Intravenous supplementation of electrolytes, maintenance of adequate circulating blood volume, and adequate and comprehensive nutrition are very important for improving the efficacy of this disease.

3. Analgesia and antispasmodic

Use morphine and pethidine analgesics. Since these analgesics can cause spasm of the hepatopancreatic ampulla sphincter, they often need to be used in combination with atropine.

4. Use of antibiotics

It mainly inhibits the growth of intestinal bacteria and prevents and controls secondary infections.

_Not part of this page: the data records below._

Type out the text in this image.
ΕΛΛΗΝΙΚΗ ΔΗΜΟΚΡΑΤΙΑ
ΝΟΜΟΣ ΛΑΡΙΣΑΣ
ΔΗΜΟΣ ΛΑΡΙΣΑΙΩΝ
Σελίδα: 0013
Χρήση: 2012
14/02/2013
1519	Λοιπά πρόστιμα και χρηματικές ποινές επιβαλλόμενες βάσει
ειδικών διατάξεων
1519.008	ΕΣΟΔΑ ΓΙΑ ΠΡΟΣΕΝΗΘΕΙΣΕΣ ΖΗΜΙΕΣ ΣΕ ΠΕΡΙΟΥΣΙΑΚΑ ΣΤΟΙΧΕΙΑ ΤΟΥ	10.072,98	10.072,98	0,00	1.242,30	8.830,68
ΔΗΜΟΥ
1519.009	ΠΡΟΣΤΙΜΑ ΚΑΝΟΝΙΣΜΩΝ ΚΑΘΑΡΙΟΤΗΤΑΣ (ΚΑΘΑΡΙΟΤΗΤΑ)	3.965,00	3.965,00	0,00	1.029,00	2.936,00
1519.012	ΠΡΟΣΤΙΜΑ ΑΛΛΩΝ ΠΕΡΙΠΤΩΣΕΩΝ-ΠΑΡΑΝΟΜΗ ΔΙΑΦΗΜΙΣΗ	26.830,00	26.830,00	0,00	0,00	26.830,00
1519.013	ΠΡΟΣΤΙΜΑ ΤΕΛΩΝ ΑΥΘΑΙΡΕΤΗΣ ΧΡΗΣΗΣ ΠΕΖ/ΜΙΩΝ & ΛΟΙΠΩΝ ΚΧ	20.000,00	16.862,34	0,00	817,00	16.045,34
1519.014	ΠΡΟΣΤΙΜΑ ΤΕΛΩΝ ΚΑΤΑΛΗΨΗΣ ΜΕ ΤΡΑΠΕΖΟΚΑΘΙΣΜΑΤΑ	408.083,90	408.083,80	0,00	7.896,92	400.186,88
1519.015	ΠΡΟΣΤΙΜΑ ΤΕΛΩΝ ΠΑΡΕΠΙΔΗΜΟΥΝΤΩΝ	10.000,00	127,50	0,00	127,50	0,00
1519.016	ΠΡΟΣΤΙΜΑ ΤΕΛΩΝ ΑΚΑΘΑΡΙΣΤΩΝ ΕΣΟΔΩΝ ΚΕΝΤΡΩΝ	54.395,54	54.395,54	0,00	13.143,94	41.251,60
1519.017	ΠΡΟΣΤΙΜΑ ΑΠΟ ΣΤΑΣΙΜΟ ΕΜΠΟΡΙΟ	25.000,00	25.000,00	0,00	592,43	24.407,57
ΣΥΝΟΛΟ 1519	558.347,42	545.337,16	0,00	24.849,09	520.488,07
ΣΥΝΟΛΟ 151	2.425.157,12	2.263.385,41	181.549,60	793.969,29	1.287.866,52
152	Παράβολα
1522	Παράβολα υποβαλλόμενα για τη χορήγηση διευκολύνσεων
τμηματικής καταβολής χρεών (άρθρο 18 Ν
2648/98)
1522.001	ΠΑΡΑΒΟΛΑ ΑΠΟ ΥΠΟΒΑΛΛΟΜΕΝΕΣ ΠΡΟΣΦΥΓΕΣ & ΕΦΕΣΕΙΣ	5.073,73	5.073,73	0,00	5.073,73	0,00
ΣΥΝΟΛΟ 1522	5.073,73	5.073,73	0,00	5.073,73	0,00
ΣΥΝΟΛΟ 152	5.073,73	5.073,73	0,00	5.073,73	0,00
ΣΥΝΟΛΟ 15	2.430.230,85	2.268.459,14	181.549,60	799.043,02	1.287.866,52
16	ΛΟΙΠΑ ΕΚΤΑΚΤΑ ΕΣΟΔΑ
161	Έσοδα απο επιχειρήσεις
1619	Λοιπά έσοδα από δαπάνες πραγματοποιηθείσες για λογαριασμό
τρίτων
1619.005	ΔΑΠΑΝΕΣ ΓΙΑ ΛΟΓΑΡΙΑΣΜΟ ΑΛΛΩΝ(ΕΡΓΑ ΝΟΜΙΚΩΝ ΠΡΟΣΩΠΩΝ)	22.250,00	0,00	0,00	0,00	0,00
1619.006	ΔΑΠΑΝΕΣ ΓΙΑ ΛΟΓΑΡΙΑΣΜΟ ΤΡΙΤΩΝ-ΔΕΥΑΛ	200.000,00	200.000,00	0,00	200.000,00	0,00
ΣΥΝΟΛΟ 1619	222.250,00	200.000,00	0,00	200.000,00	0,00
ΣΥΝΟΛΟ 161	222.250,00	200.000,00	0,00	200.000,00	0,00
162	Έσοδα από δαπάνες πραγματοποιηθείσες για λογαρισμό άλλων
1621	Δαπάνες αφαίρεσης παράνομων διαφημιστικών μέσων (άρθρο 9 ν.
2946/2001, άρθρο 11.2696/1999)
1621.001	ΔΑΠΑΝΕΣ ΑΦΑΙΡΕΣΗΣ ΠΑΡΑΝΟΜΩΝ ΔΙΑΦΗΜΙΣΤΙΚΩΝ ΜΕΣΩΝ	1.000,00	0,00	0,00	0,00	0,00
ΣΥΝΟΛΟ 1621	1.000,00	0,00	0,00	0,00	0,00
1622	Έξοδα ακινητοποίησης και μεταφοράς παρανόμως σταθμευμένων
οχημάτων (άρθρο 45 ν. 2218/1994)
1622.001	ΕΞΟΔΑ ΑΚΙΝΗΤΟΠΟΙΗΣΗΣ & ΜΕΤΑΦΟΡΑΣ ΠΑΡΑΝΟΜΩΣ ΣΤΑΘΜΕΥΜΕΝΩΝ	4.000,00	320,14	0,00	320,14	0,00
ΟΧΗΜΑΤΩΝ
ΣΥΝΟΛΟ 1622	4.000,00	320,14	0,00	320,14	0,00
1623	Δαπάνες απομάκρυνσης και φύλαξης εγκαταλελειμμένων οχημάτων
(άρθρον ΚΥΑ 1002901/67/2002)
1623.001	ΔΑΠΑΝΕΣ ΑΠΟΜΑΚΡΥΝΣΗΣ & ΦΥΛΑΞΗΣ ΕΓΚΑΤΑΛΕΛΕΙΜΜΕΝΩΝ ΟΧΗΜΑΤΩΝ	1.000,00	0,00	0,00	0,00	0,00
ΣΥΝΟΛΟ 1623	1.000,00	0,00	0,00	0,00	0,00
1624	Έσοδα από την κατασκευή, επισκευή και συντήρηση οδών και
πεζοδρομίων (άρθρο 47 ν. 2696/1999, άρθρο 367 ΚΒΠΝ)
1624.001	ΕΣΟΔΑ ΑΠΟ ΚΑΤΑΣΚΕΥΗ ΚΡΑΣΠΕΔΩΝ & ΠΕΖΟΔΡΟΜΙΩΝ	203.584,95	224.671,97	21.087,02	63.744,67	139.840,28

5. Inhibit pancreatic juice secretion

H2 receptor blockers can inhibit gastric acid and thus reduce the secretion of pancreatic juice; somatostatin can also significantly inhibit the secretion of pancreatic juice. Octreotide is commonly used in clinical practice.

6. Surgery

On the basis of active symptomatic and supportive therapy, delayed surgery will be performed after the patient's acute symptoms are relieved. Surgery is usually performed about 7 days after the acute attack. However, for patients whose diagnosis is unclear or whose condition worsens despite various supportive therapies, timely endoscopic retrograde cholangiopancreatography (ERCP) stone removal or surgical treatment should be performed. The surgical method should be selected according to the different biliary tract lesions. The pancreas itself can be treated by procedures such as pancreatic drainage and pancreatectomy.